Santo de los menesterosos

Esta vez el poder de los símbolos. Uno ya inscrito en la mitología popular que parió, creó y crió la imaginería de las masas, permanece vivo en la memoria colectiva por gracia y milagro de esas vetustas películas conservadas en formol  que una y otra vez la de plasma exhuma ante ustedes. Vivo está, redivivo a contracorriente del tiempo que, aliado fiel del Alzheimer, todo lo borra. El Santo, sí, el  Enmascarado de plata. A propósito:

Fue en día como hoy mismo, pero de hace más de dos décadas, cuando el paisanaje amanecía huérfano porque, de repente, se le fue El Santo al cielo. El santo de su devoción. A mí, de repente, se me llenó mente y pupilas de remembranzas en derredor de la vera efigie de uno de los que muy pocos identificaban como un tal Rodolfo Guzman Huerta, pero que todos conocíamos como el Enmascarado de plata. Qué tiempos. Nosotros, los de El Santo, ya no somos los mismos, que no es lo mismo El Santo que mil Konan después. En este nuevo aniversario de la fecha infausta en que  se nos fue El Santo al cielo, mi endecha:

Santo, Santo, Santo, señor de los cuadriláteros. Santo Enmascarado de plata, te rogamos, óyenos. Sanchopancesco quijote de máscara y capa cirquera: ahí donde ahora tomas resuello tras de caer vencido en la rigurosa lucha a una sola caída y sin límite de tiempo, escucha a estos tus devotos, los que acá nos quedamos.
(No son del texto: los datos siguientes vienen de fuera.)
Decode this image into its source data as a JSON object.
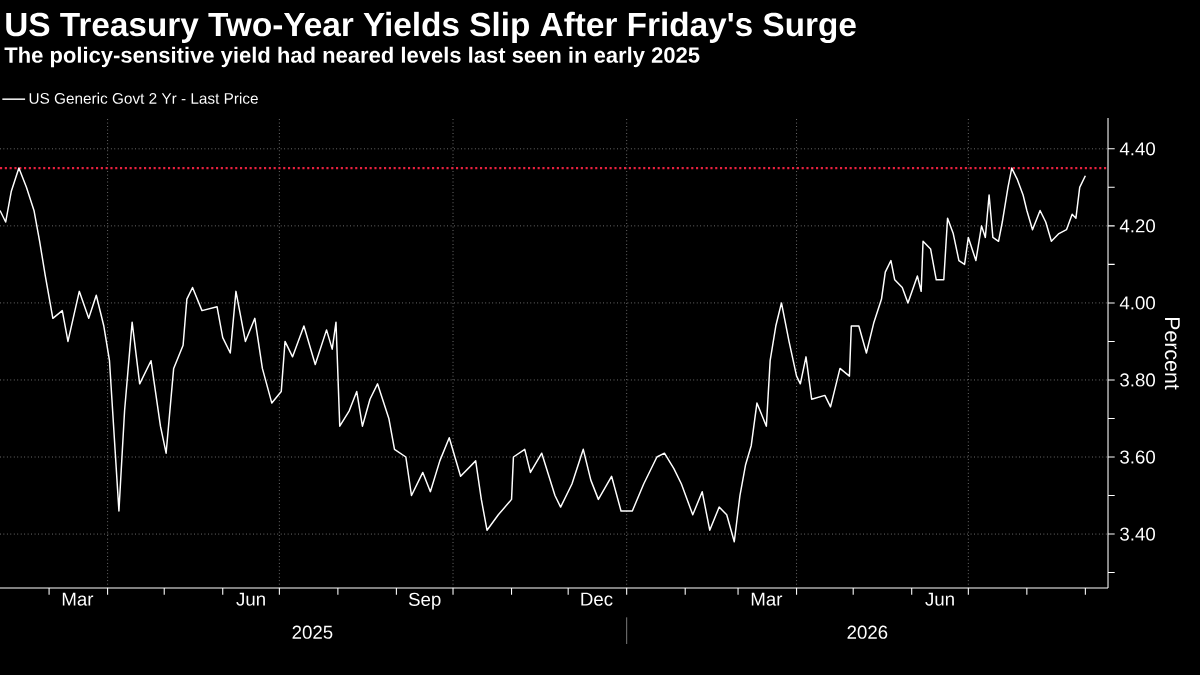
{
  "chart_data": {
    "type": "line",
    "title": "US Treasury Two-Year Yields Slip After Friday's Surge",
    "subtitle": "The policy-sensitive yield had neared levels last seen in early 2025",
    "ylabel": "Percent",
    "annotations": [
      "2025",
      "2026"
    ],
    "x": [
      "2025-02-03",
      "2025-02-06",
      "2025-02-09",
      "2025-02-13",
      "2025-02-17",
      "2025-02-21",
      "2025-02-24",
      "2025-02-27",
      "2025-03-03",
      "2025-03-08",
      "2025-03-11",
      "2025-03-17",
      "2025-03-22",
      "2025-03-26",
      "2025-03-30",
      "2025-04-02",
      "2025-04-07",
      "2025-04-10",
      "2025-04-14",
      "2025-04-18",
      "2025-04-24",
      "2025-04-29",
      "2025-05-02",
      "2025-05-06",
      "2025-05-11",
      "2025-05-13",
      "2025-05-16",
      "2025-05-21",
      "2025-05-29",
      "2025-06-01",
      "2025-06-05",
      "2025-06-08",
      "2025-06-13",
      "2025-06-18",
      "2025-06-22",
      "2025-06-27",
      "2025-07-02",
      "2025-07-04",
      "2025-07-08",
      "2025-07-14",
      "2025-07-20",
      "2025-07-26",
      "2025-07-29",
      "2025-07-31",
      "2025-08-02",
      "2025-08-07",
      "2025-08-11",
      "2025-08-14",
      "2025-08-18",
      "2025-08-22",
      "2025-08-28",
      "2025-08-31",
      "2025-09-06",
      "2025-09-09",
      "2025-09-15",
      "2025-09-19",
      "2025-09-24",
      "2025-09-29",
      "2025-10-05",
      "2025-10-13",
      "2025-10-16",
      "2025-10-19",
      "2025-10-25",
      "2025-11-01",
      "2025-11-02",
      "2025-11-08",
      "2025-11-11",
      "2025-11-17",
      "2025-11-24",
      "2025-11-27",
      "2025-12-03",
      "2025-12-09",
      "2025-12-13",
      "2025-12-17",
      "2025-12-24",
      "2025-12-29",
      "2026-01-04",
      "2026-01-10",
      "2026-01-17",
      "2026-01-21",
      "2026-01-26",
      "2026-01-30",
      "2026-02-05",
      "2026-02-10",
      "2026-02-14",
      "2026-02-19",
      "2026-02-23",
      "2026-02-27",
      "2026-03-02",
      "2026-03-05",
      "2026-03-08",
      "2026-03-11",
      "2026-03-16",
      "2026-03-18",
      "2026-03-21",
      "2026-03-24",
      "2026-03-28",
      "2026-04-01",
      "2026-04-03",
      "2026-04-06",
      "2026-04-09",
      "2026-04-16",
      "2026-04-19",
      "2026-04-24",
      "2026-04-29",
      "2026-04-30",
      "2026-05-04",
      "2026-05-08",
      "2026-05-12",
      "2026-05-16",
      "2026-05-18",
      "2026-05-21",
      "2026-05-23",
      "2026-05-27",
      "2026-05-30",
      "2026-06-04",
      "2026-06-06",
      "2026-06-07",
      "2026-06-11",
      "2026-06-14",
      "2026-06-18",
      "2026-06-20",
      "2026-06-23",
      "2026-06-26",
      "2026-06-29",
      "2026-07-01",
      "2026-07-05",
      "2026-07-08",
      "2026-07-10",
      "2026-07-12",
      "2026-07-14",
      "2026-07-17",
      "2026-07-19",
      "2026-07-22",
      "2026-07-24",
      "2026-07-27",
      "2026-07-30",
      "2026-08-01",
      "2026-08-04",
      "2026-08-08",
      "2026-08-11",
      "2026-08-14",
      "2026-08-16",
      "2026-08-18",
      "2026-08-22",
      "2026-08-25",
      "2026-08-27",
      "2026-08-29",
      "2026-09-01"
    ],
    "series": [
      {
        "name": "US Generic Govt 2 Yr - Last Price",
        "color": "#ffffff",
        "values": [
          4.24,
          4.21,
          4.29,
          4.35,
          4.3,
          4.24,
          4.16,
          4.07,
          3.96,
          3.98,
          3.9,
          4.03,
          3.96,
          4.02,
          3.94,
          3.85,
          3.46,
          3.72,
          3.95,
          3.79,
          3.85,
          3.68,
          3.61,
          3.83,
          3.89,
          4.01,
          4.04,
          3.98,
          3.99,
          3.91,
          3.87,
          4.03,
          3.9,
          3.96,
          3.83,
          3.74,
          3.77,
          3.9,
          3.86,
          3.94,
          3.84,
          3.93,
          3.88,
          3.95,
          3.68,
          3.72,
          3.77,
          3.68,
          3.75,
          3.79,
          3.7,
          3.62,
          3.6,
          3.5,
          3.56,
          3.51,
          3.59,
          3.65,
          3.55,
          3.59,
          3.49,
          3.41,
          3.45,
          3.49,
          3.6,
          3.62,
          3.56,
          3.61,
          3.5,
          3.47,
          3.53,
          3.62,
          3.54,
          3.49,
          3.55,
          3.46,
          3.46,
          3.53,
          3.6,
          3.61,
          3.57,
          3.53,
          3.45,
          3.51,
          3.41,
          3.47,
          3.45,
          3.38,
          3.5,
          3.58,
          3.63,
          3.74,
          3.68,
          3.85,
          3.94,
          4.0,
          3.9,
          3.81,
          3.79,
          3.86,
          3.75,
          3.76,
          3.73,
          3.83,
          3.81,
          3.94,
          3.94,
          3.87,
          3.95,
          4.01,
          4.08,
          4.11,
          4.06,
          4.04,
          4.0,
          4.07,
          4.03,
          4.16,
          4.14,
          4.06,
          4.06,
          4.22,
          4.18,
          4.11,
          4.1,
          4.17,
          4.11,
          4.2,
          4.17,
          4.28,
          4.17,
          4.16,
          4.21,
          4.3,
          4.35,
          4.32,
          4.28,
          4.24,
          4.19,
          4.24,
          4.21,
          4.16,
          4.17,
          4.18,
          4.19,
          4.23,
          4.22,
          4.3,
          4.33
        ]
      }
    ],
    "xlim": [
      "2025-02-03",
      "2026-09-13"
    ],
    "ylim": [
      3.26,
      4.48
    ],
    "xticks": [
      {
        "value": "2025-03-01",
        "label": null
      },
      {
        "value": "2025-04-01",
        "label": null
      },
      {
        "value": "2025-05-01",
        "label": null
      },
      {
        "value": "2025-06-01",
        "label": null
      },
      {
        "value": "2025-07-01",
        "label": null
      },
      {
        "value": "2025-08-01",
        "label": null
      },
      {
        "value": "2025-09-01",
        "label": null
      },
      {
        "value": "2025-10-01",
        "label": null
      },
      {
        "value": "2025-11-01",
        "label": null
      },
      {
        "value": "2025-12-01",
        "label": null
      },
      {
        "value": "2026-01-01",
        "label": null
      },
      {
        "value": "2026-02-01",
        "label": null
      },
      {
        "value": "2026-03-01",
        "label": null
      },
      {
        "value": "2026-04-01",
        "label": null
      },
      {
        "value": "2026-05-01",
        "label": null
      },
      {
        "value": "2026-06-01",
        "label": null
      },
      {
        "value": "2026-07-01",
        "label": null
      },
      {
        "value": "2026-08-01",
        "label": null
      },
      {
        "value": "2026-09-01",
        "label": null
      },
      {
        "value": "2025-03-16",
        "label": "Mar"
      },
      {
        "value": "2025-06-16",
        "label": "Jun"
      },
      {
        "value": "2025-09-16",
        "label": "Sep"
      },
      {
        "value": "2025-12-16",
        "label": "Dec"
      },
      {
        "value": "2026-03-16",
        "label": "Mar"
      },
      {
        "value": "2026-06-16",
        "label": "Jun"
      }
    ],
    "yticks": [
      {
        "value": 3.3,
        "label": null
      },
      {
        "value": 3.4,
        "label": "3.40"
      },
      {
        "value": 3.5,
        "label": null
      },
      {
        "value": 3.6,
        "label": "3.60"
      },
      {
        "value": 3.7,
        "label": null
      },
      {
        "value": 3.8,
        "label": "3.80"
      },
      {
        "value": 3.9,
        "label": null
      },
      {
        "value": 4.0,
        "label": "4.00"
      },
      {
        "value": 4.1,
        "label": null
      },
      {
        "value": 4.2,
        "label": "4.20"
      },
      {
        "value": 4.3,
        "label": null
      },
      {
        "value": 4.4,
        "label": "4.40"
      }
    ],
    "grid": true,
    "legend": "top left",
    "marker": "none",
    "line_style": "solid",
    "ref_lines": [
      {
        "axis": "y",
        "value": 4.35,
        "color": "#e8213f",
        "line_style": "dotted"
      }
    ]
  }
}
Esto te lo digo porque eres Santo tutelar de la fanaticada de todas las arenas del barrio, donde se creyó -se cree- en ti y en ti se confía como nunca en ninguno de esos luchadores rudos, villanos del golpe bajo, la trampa y el costalazo, que han dejado memoria ingrata en esa arena que se nombra México. Te lo digo tanbién por lo que en mi gente eres de ánima y estilo, de amalgama e identidad, contraseña y memoria colectiva. Porque percibo que mueres al modo del Nanahuatzin del panteón náhuatl, requemado en la hornaza para revivir Sol, símbolo y Santo de la santería popular. Porque a tu advocación se arriman ésos a los que dejaste solos y mortecinos, huérfanos de algo porque se quedaron sin Santo y seña.
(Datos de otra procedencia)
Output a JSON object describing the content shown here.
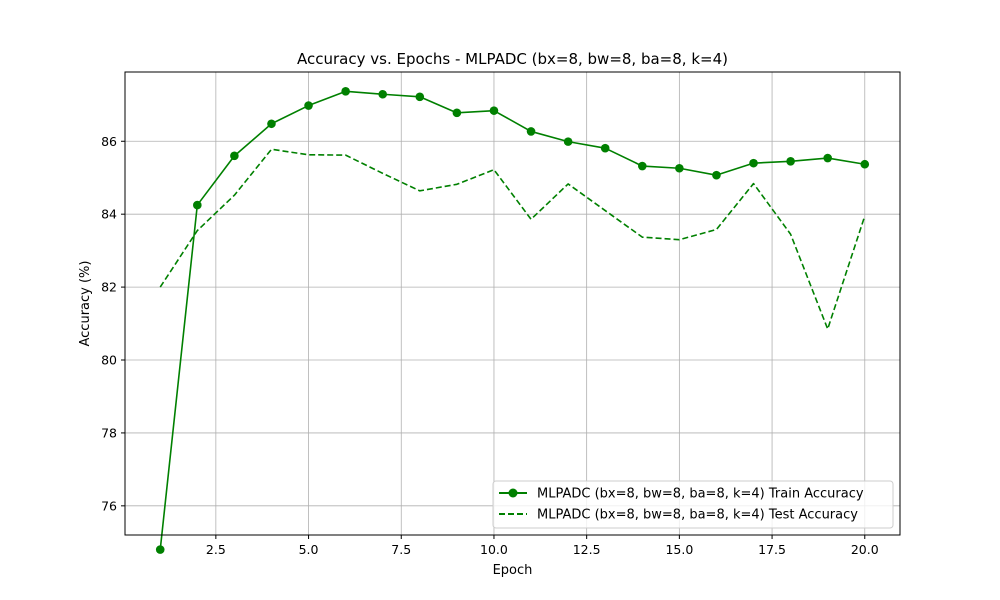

Desde aquel cuadrilátero al que hayas ido a parar mira por nos; por la desfalleciente esperanza de esa fanaticada que acá se queda luchando un día sí y el otro también en este encuentro desigual a cotidianas caídas que estamos sentenciados a perder con los rudos del costalazo por las malas artes de árbitros vendidos, cuando no comprados. Mira por ellos que, siempre perdidos, de tus triunfos sacaban los suyos (héroes por delegación; ah, terca inmadurez), y el desquite contra los rudos, esos del negocio de la política y de la política del negocio que mantienen al paisa con la espalda en la lona.
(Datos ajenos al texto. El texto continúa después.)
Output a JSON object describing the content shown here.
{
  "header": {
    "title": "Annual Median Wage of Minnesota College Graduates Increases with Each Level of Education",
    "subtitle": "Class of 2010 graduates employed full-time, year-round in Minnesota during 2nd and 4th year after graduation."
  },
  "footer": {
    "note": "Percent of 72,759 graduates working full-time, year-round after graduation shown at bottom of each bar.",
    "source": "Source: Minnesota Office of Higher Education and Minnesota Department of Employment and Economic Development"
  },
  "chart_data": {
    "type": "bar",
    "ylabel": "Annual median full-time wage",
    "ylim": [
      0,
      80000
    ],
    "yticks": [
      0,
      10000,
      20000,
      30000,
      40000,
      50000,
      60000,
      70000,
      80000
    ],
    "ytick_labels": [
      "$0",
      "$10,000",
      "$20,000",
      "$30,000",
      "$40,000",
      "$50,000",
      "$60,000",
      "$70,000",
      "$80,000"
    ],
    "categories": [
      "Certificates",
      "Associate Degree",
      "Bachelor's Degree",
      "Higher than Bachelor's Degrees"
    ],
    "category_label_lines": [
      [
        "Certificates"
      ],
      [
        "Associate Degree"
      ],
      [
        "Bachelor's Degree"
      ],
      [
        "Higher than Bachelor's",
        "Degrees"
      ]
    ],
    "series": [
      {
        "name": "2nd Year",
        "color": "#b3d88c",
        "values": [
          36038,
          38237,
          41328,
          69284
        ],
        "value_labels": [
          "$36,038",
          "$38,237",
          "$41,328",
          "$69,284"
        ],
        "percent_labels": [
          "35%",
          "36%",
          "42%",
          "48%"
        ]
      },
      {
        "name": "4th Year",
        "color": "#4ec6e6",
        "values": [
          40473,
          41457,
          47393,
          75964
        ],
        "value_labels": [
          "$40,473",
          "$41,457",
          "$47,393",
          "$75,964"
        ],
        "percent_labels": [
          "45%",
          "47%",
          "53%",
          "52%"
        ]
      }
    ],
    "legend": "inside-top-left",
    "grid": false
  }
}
Santo señor de la menesterosa esperanza en esta arena que nombramos México: tu capa y máscara fueron (en olor de leyenda lo son todavía) la materialización lentejuelera del heroísmo, la honestidad y el valimiento para esos a los que la soberbia moteja de  «proles», y el triunfo del bien sobre el mal; fueron y será el símbolo populachero de la Justicia, acá donde Justicia no existe para el respetable más que en el pregón de los demagogos. Nos la nombran, sí; nos la cantan, nos la predican, nos la mientan. Ya sería mucho que también nos la aplicasen. ¿En el México de los alcahuetes de francesitas apasionadas?

Santo que en gallardas contiendas desenmascaraste a tantos, ¿y a ésos cuando, Señor? Te rogamos, óyenos a los que en lugar de asumir delegamos; en mesías, en demagogos, en ti mismo, Santo.  (Después.)